McAlister: Our teachers were really interested in the issue of teacher preparation. They had come through a variety of programs and had a variety of experiences — some very positive with really good outcomes and a lot of support. And some had gaps. So they were naturally interested in what does the process look like writ large. There has been a lot of reports on teacher development at the national level, but it’s really been heavily focused on coming from the policy maker and university perspective.

So what we really wanted to do was get with teachers and teacher candidates — juniors and seniors in college — and also those who support those early career teachers — assistant principals, principals, teacher coaches, college professors — to see what their perspectives are on the changes that they want to see made in teacher preparation.

WFYI: So when these students graduate from a teaching college or when they’re in their first few years of teaching, what are some of the biggest challenges that they’re going to face?

McAlister: One of the biggest challenges they have is the challenge that I had as an early career teacher. I didn’t have a lot of field experience before I walked into the classroom. Your experiences are controlled and they are kind of structured. Some universities do a really great job of getting you into the classroom quickly but a lot of times you don’t have a lot of control over your clinical experience. And so something like a teacher residency model which is something that (Indianapolis Public Schools) is pursuing and other charter schools are very, very interested in would give you that long term personal deep connection with a set of children. And the most important part being supported by a master teacher.

WFYI: And what would that offer them?

McAlister: Getting that constant feedback, getting that support in lesson design. That kind of structure would allow for that knowledge transfer I think in a more robust way.

IWFYI: What you’re saying is that a lot of these issues is kind of what builds up to why we’re seeing teachers shortage and seeing this large turnover of teachers in Indianapolis. Would you say that’s true?

McAlister: Yeah. For me at least, the first couple of years of teaching were kind of a trial by fire. You go through a lot, you learn a lot in your experience but you have to work very hard to get there. Not everyone makes it through. One of our teachers was hired two days before the school year started and I’m sure this is a very familiar story to a lot of teachers. She was handed her keys and said: “Here, good luck. Make sure your room looks good” was the feedback she got from her school. She’s no longer working at that school. She’s now a mentor teacher at another school. You know that kind of lack of support, both from her experience in her preparation program and also at the school level, I think we lose a lot of folks that way.
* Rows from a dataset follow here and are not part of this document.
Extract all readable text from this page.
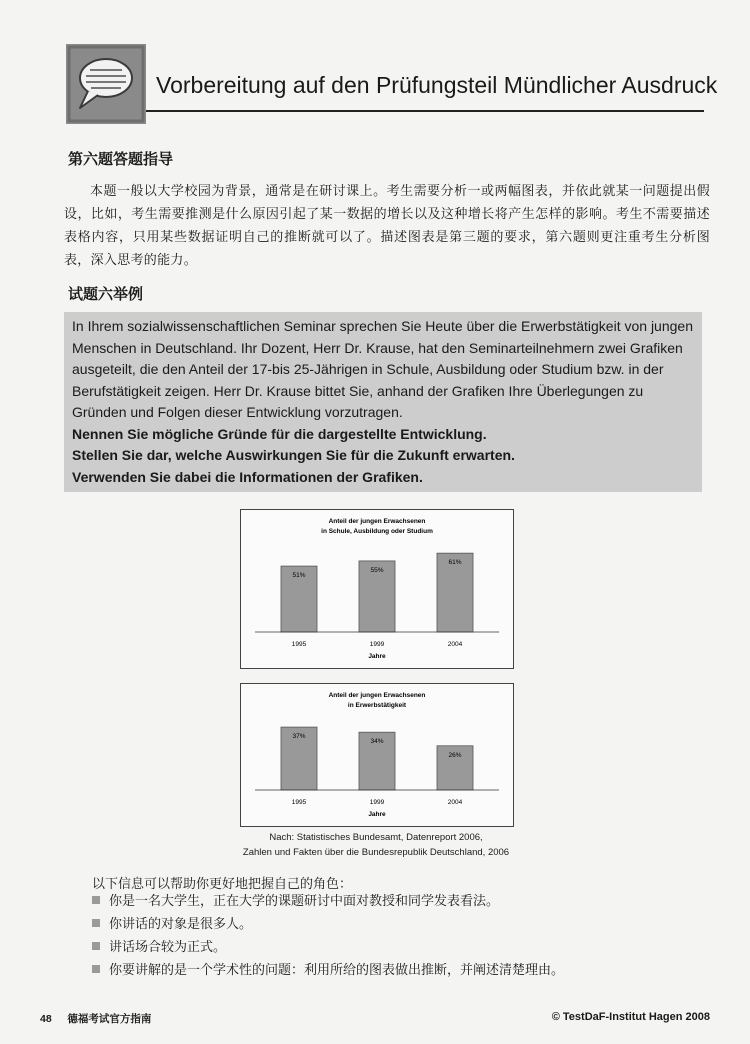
Vorbereitung auf den Prüfungsteil Mündlicher Ausdruck
第六题答题指导
本题一般以大学校园为背景，通常是在研讨课上。考生需要分析一或两幅图表，并依此就某一问题提出假设，比如，考生需要推测是什么原因引起了某一数据的增长以及这种增长将产生怎样的影响。考生不需要描述表格内容，只用某些数据证明自己的推断就可以了。描述图表是第三题的要求，第六题则更注重考生分析图表，深入思考的能力。
试题六举例
In Ihrem sozialwissenschaftlichen Seminar sprechen Sie Heute über die Erwerbstätigkeit von jungen Menschen in Deutschland. Ihr Dozent, Herr Dr. Krause, hat den Seminarteilnehmern zwei Grafiken ausgeteilt, die den Anteil der 17-bis 25-Jährigen in Schule, Ausbildung oder Studium bzw. in der Berufstätigkeit zeigen. Herr Dr. Krause bittet Sie, anhand der Grafiken Ihre Überlegungen zu Gründen und Folgen dieser Entwicklung vorzutragen.
Nennen Sie mögliche Gründe für die dargestellte Entwicklung.
Stellen Sie dar, welche Auswirkungen Sie für die Zukunft erwarten.
Verwenden Sie dabei die Informationen der Grafiken.
Anteil der jungen Erwachsenen
in Schule, Ausbildung oder Studium
51%
1995
55%
1999
61%
2004
Jahre
Anteil der jungen Erwachsenen
in Erwerbstätigkeit
37%
1995
34%
1999
26%
2004
Jahre
Nach: Statistisches Bundesamt, Datenreport 2006,
Zahlen und Fakten über die Bundesrepublik Deutschland, 2006
以下信息可以帮助你更好地把握自己的角色：
你是一名大学生，正在大学的课题研讨中面对教授和同学发表看法。
你讲话的对象是很多人。
讲话场合较为正式。
你要讲解的是一个学术性的问题：利用所给的图表做出推断，并阐述清楚理由。
48 德福考试官方指南	© TestDaF-Institut Hagen 2008
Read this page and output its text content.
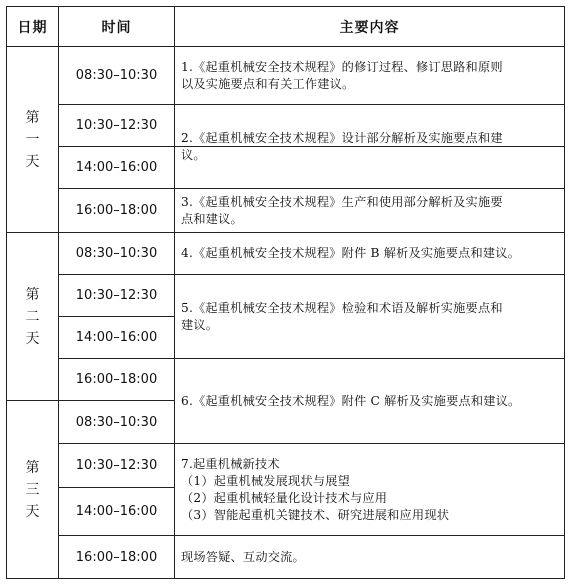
日期	时间	主要内容
第
一
天
第
二
天
第
三
天
08:30–10:30
10:30–12:30
14:00–16:00
16:00–18:00
08:30–10:30
10:30–12:30
14:00–16:00
16:00–18:00
08:30–10:30
10:30–12:30
14:00–16:00
16:00–18:00
1.《起重机械安全技术规程》的修订过程、修订思路和原则
以及实施要点和有关工作建议。
2.《起重机械安全技术规程》设计部分解析及实施要点和建
议。
3.《起重机械安全技术规程》生产和使用部分解析及实施要
点和建议。
4.《起重机械安全技术规程》附件 B 解析及实施要点和建议。
5.《起重机械安全技术规程》检验和术语及解析实施要点和
建议。
6.《起重机械安全技术规程》附件 C 解析及实施要点和建议。
7.起重机械新技术
（1）起重机械发展现状与展望
（2）起重机械轻量化设计技术与应用
（3）智能起重机关键技术、研究进展和应用现状
现场答疑、互动交流。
WFYI You interviewed a lot of teachers for this report, so what would you say you learned that they want to have — whether it’s more knowledge or experience before they wind up teaching in front of their own classroom.

McAlister: Couple of things that came up were sort of a perspective of a lack of practical experience that teachers need to be really successful. We had one person who participated who said that they didn’t know what an IEP was — an individualized education plan — and they were a senior at a school of education. And again, it’s hard to sort of paint with a wide brush you’re only looking at qualitative research but that was a common thread that came up in the report.

WFYI: So you’ve given this report to lawmakers at the state and in the upcoming legislative session you’ll be talking to them more about developing a model teacher residency program. We’re going to keep an eye on that. But looking ahead, what change do you hope this report leads to?

McAlister: You know, districts and preparation programs really solidify a stronger symbiotic relationship and because it’s the only way we’re going to be able to bring in the crop of effective, talented teachers that we need.